Identification of an IL-7-associated pre-pro-B cell growth-stimulating factor (PPBSF). I. Production of the non-IL-7 component by bone marrow stromal cells from IL-7 gene-deleted mice.

Mouse bone marrow (BM) stromal cell conditioned medium (CM) from our long-term lymphoid culture system selectively induces the in vitro proliferation and presumptive differentiation of pre-pro-B cells (B220+, HSA-, TdT- or TdT+, c[mu-]) from adult rat, mouse, and human BM. However, the responsible growth factor(s) has not yet been identified. Inasmuch as IL-7 is one of the cytokines most closely associated with early B-lineage development, we utilized BM adherent cells and stromal cell lines from IL-7 gene-deleted (-/-) mice in combination with rIL-7 and anti-IL-7 mAb to investigate its possible regulatory role in our culture system. The results show that, although rIL-7 and IL-7 (-/-) CM each can maintain the viability of freshly harvested pre-pro-B cells in vitro, neither induces them to proliferate and/or differentiate, even in the presence of recombinant stem cell factor (rSCF) and/or recombinant insulin-like growth factor (rIGF).
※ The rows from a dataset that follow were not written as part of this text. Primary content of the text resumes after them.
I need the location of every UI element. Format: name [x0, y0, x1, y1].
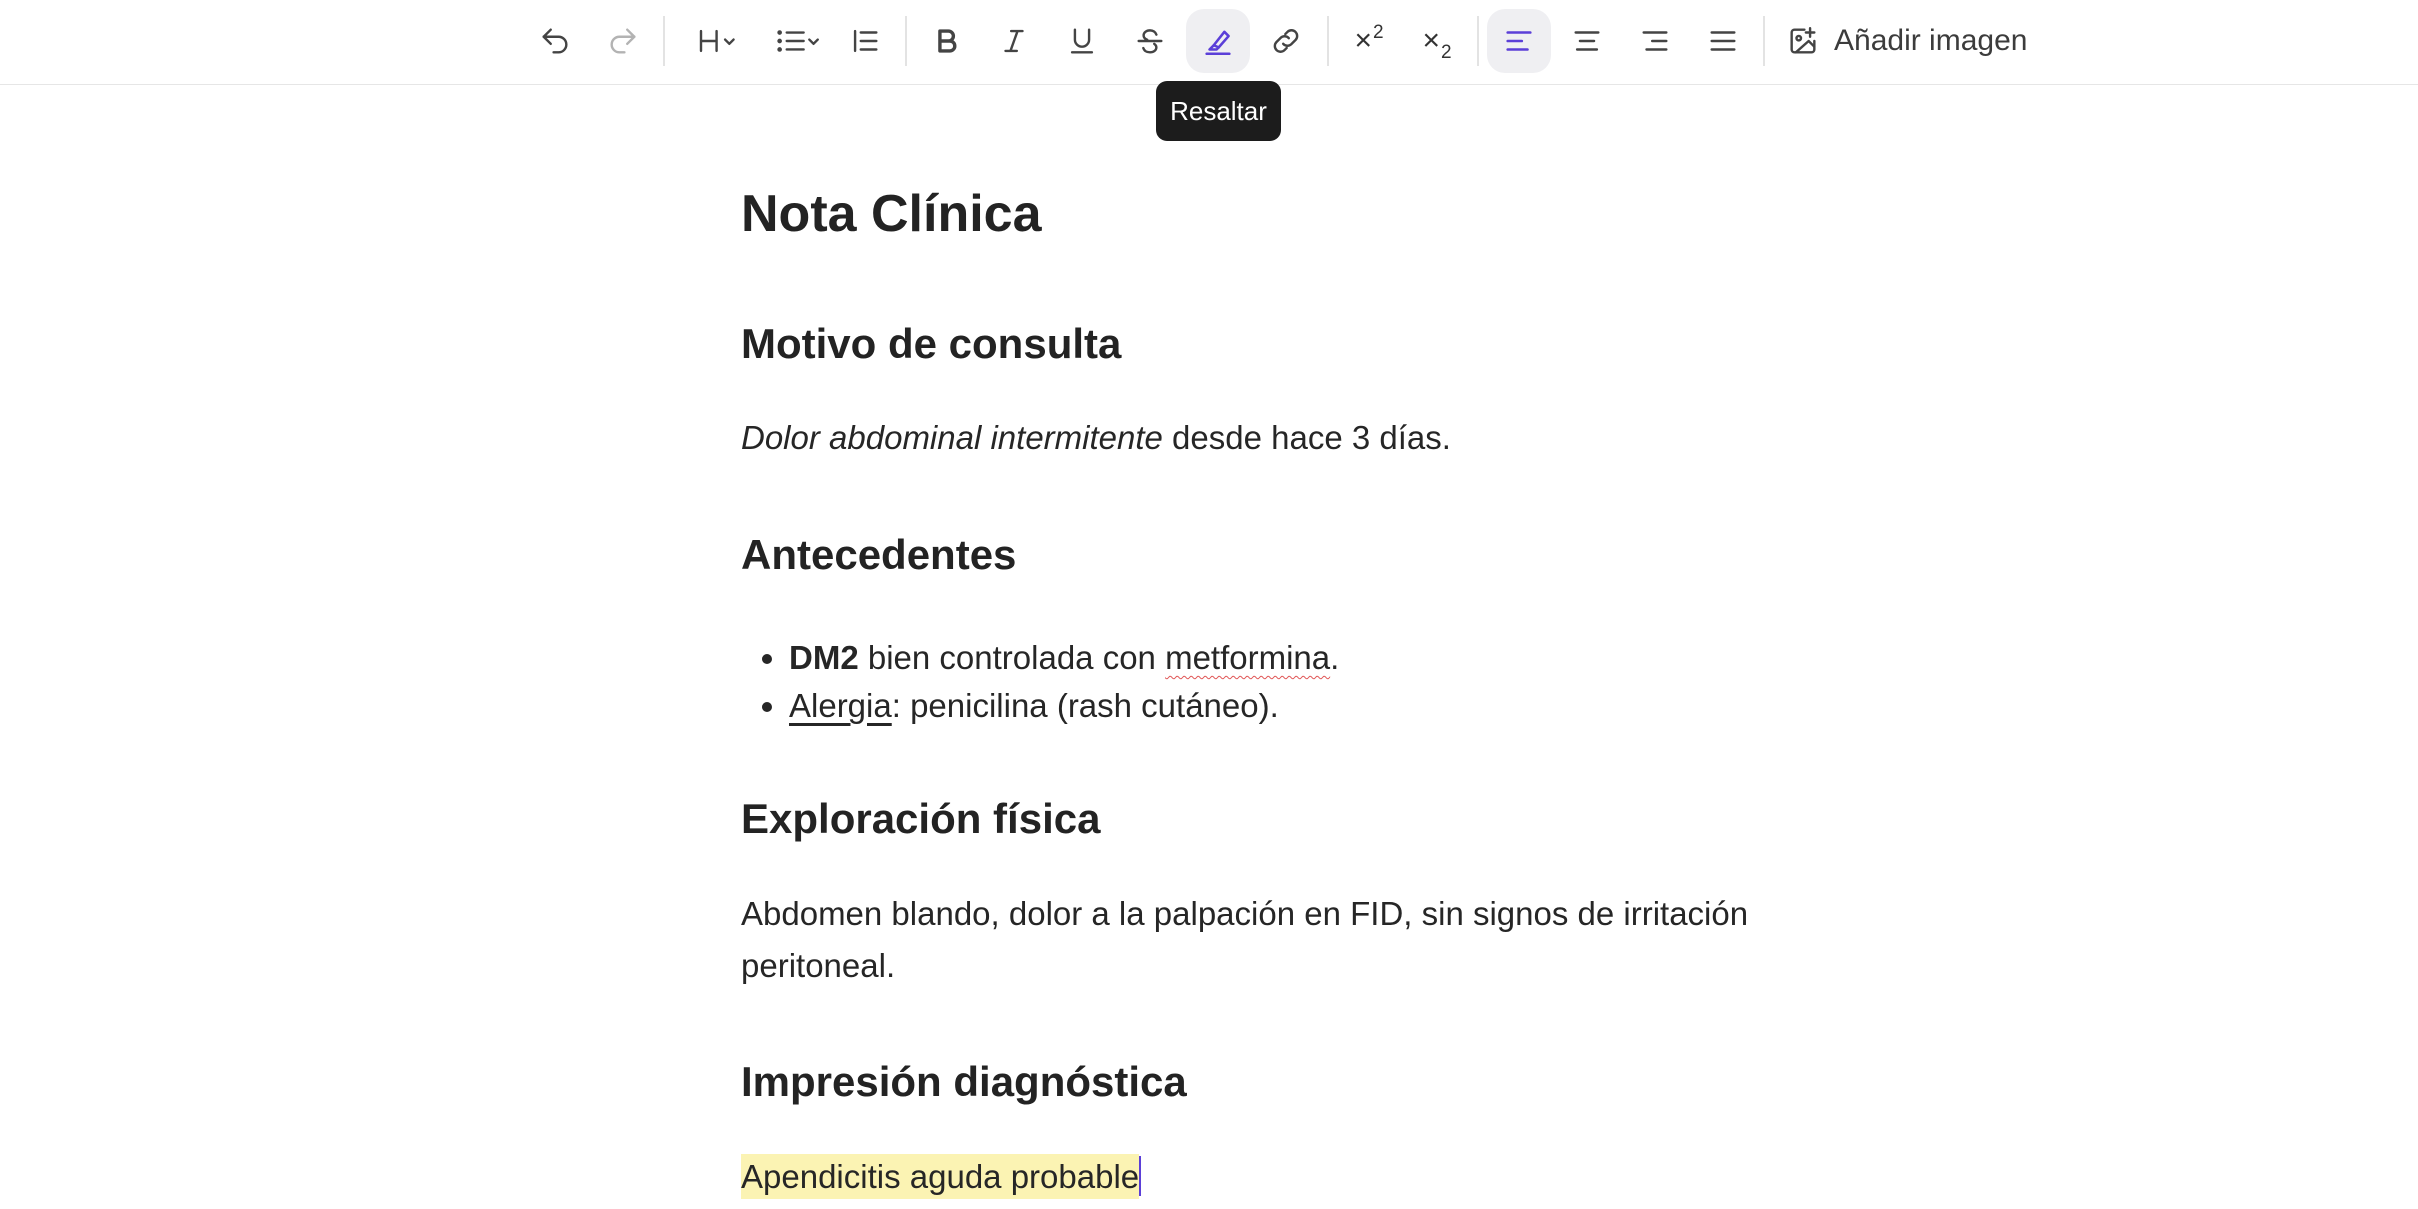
italic-icon [1004, 29, 1024, 53]
align-right-icon [1642, 31, 1668, 51]
exam-paragraph: Abdomen blando, dolor a la palpación en … [741, 895, 1749, 984]
strikethrough-button[interactable] [1118, 9, 1182, 73]
list-item-text: : penicilina (rash cutáneo). [891, 687, 1279, 724]
image-plus-icon [1790, 27, 1816, 54]
add-image-label: Añadir imagen [1834, 24, 2028, 57]
redo-button[interactable] [591, 9, 655, 73]
strikethrough-icon [1137, 29, 1163, 54]
list-item-text: . [1330, 639, 1340, 676]
toolbar-divider [1477, 16, 1479, 66]
reason-paragraph: Dolor abdominal intermitente desde hace … [741, 412, 1451, 464]
subscript-icon: ×2 [1422, 24, 1452, 63]
align-right-button[interactable] [1623, 9, 1687, 73]
align-justify-icon [1710, 31, 1736, 51]
section-heading-exam: Exploración física [741, 795, 1101, 842]
paragraph-text: desde hace 3 días. [1162, 419, 1451, 456]
align-center-icon [1574, 31, 1600, 51]
highlighter-icon [1205, 30, 1231, 56]
add-image-button[interactable]: Añadir imagen [1780, 9, 2046, 73]
highlight-button[interactable] [1186, 9, 1250, 73]
heading-icon [699, 29, 735, 53]
redo-icon [610, 28, 636, 54]
italic-text: Dolor abdominal intermitente [741, 419, 1163, 456]
list-item: Alergia: penicilina (rash cutáneo). [789, 682, 1339, 730]
underlined-text: Alergia [789, 687, 892, 724]
list-item: DM2 bien controlada con metformina. [789, 634, 1339, 682]
misspelled-word[interactable]: metformina [1165, 639, 1330, 676]
bold-text: DM2 [789, 639, 859, 676]
bold-button[interactable] [915, 9, 979, 73]
history-list: DM2 bien controlada con metformina. Aler… [741, 634, 1339, 730]
align-justify-button[interactable] [1691, 9, 1755, 73]
align-center-button[interactable] [1555, 9, 1619, 73]
section-heading-reason: Motivo de consulta [741, 320, 1122, 367]
underline-icon [1070, 28, 1094, 54]
document-title: Nota Clínica [741, 185, 1042, 243]
subscript-button[interactable]: ×2 [1405, 9, 1469, 73]
editor-toolbar: ×2 ×2 Añadir imagen [0, 0, 2418, 85]
list-item-text: bien controlada con [858, 639, 1166, 676]
undo-icon [542, 28, 568, 54]
italic-button[interactable] [982, 9, 1046, 73]
highlight-tooltip: Resaltar [1156, 81, 1281, 141]
blockquote-icon [853, 29, 878, 53]
link-icon [1273, 29, 1299, 53]
heading-dropdown[interactable] [684, 9, 752, 73]
superscript-button[interactable]: ×2 [1337, 9, 1401, 73]
undo-button[interactable] [523, 9, 587, 73]
toolbar-divider [905, 16, 907, 66]
highlighted-text: Apendicitis aguda probable [741, 1154, 1140, 1199]
superscript-icon: ×2 [1354, 22, 1384, 57]
text-caret [1139, 1156, 1142, 1196]
bold-icon [938, 29, 957, 53]
link-button[interactable] [1254, 9, 1318, 73]
toolbar-divider [1327, 16, 1329, 66]
align-left-icon [1506, 31, 1532, 51]
underline-button[interactable] [1050, 9, 1114, 73]
bulleted-list-icon [777, 30, 819, 52]
toolbar-divider [663, 16, 665, 66]
toolbar-divider [1763, 16, 1765, 66]
section-heading-impression: Impresión diagnóstica [741, 1058, 1187, 1105]
list-dropdown[interactable] [762, 9, 834, 73]
align-left-button[interactable] [1487, 9, 1551, 73]
impression-paragraph: Apendicitis aguda probable [741, 1151, 1142, 1203]
blockquote-button[interactable] [833, 9, 897, 73]
section-heading-history: Antecedentes [741, 531, 1017, 578]
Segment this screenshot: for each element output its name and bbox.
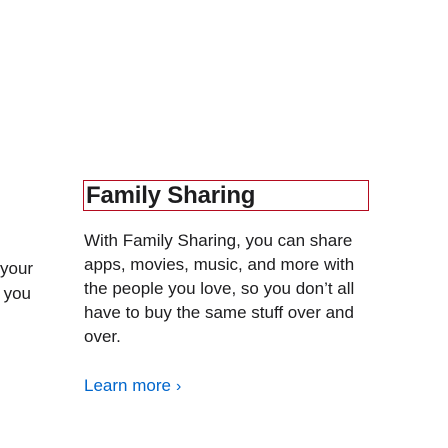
family-sharing-section: Family Sharing With Family Sharing, you …: [83, 180, 369, 398]
clipped-text-line: your: [0, 259, 34, 278]
section-description: With Family Sharing, you can share apps,…: [84, 231, 355, 346]
learn-more-label: Learn more: [84, 376, 171, 395]
page: your you Family Sharing With Family Shar…: [0, 0, 448, 448]
learn-more-link[interactable]: Learn more ›: [84, 375, 181, 398]
focused-title-box: Family Sharing: [83, 180, 369, 211]
clipped-previous-column: your you: [0, 256, 40, 306]
section-title: Family Sharing: [86, 181, 256, 209]
clipped-text-line: you: [3, 284, 31, 303]
chevron-right-icon: ›: [175, 378, 182, 395]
The results also show that anti-IL-7 mAb fails to neutralize the pre-pro-B cell growth-stimulating activity in IL-7 (+/+) CM. Yet rIL-7 enables IL-7 (-/-) CM to induce proliferation of pre-pro-B cells, and to "prime" them to respond directly to monomeric IL-7. Furthermore, anti-IL-7 mAb adsorbs the pre-pro-B cell growth-stimulating activity from both IL-7 (+/+) CM and rIL-7-supplemented IL-7 (-/-) CM; but rIL-7 does not restore this activity. Lastly, both pre-pro-B cell growth-stimulatory activity and IL-7 are quantitatively recovered by ultrafiltration in the 50 to 100 kDa, rather than the 10 to 50 kDa, apparent molecular mass fraction. These results suggest that the pre-pro-B cell growth-stimulating activity in our culture system is the property of a self-associating complex of IL-7 and a second BM stromal cell-derived cofactor.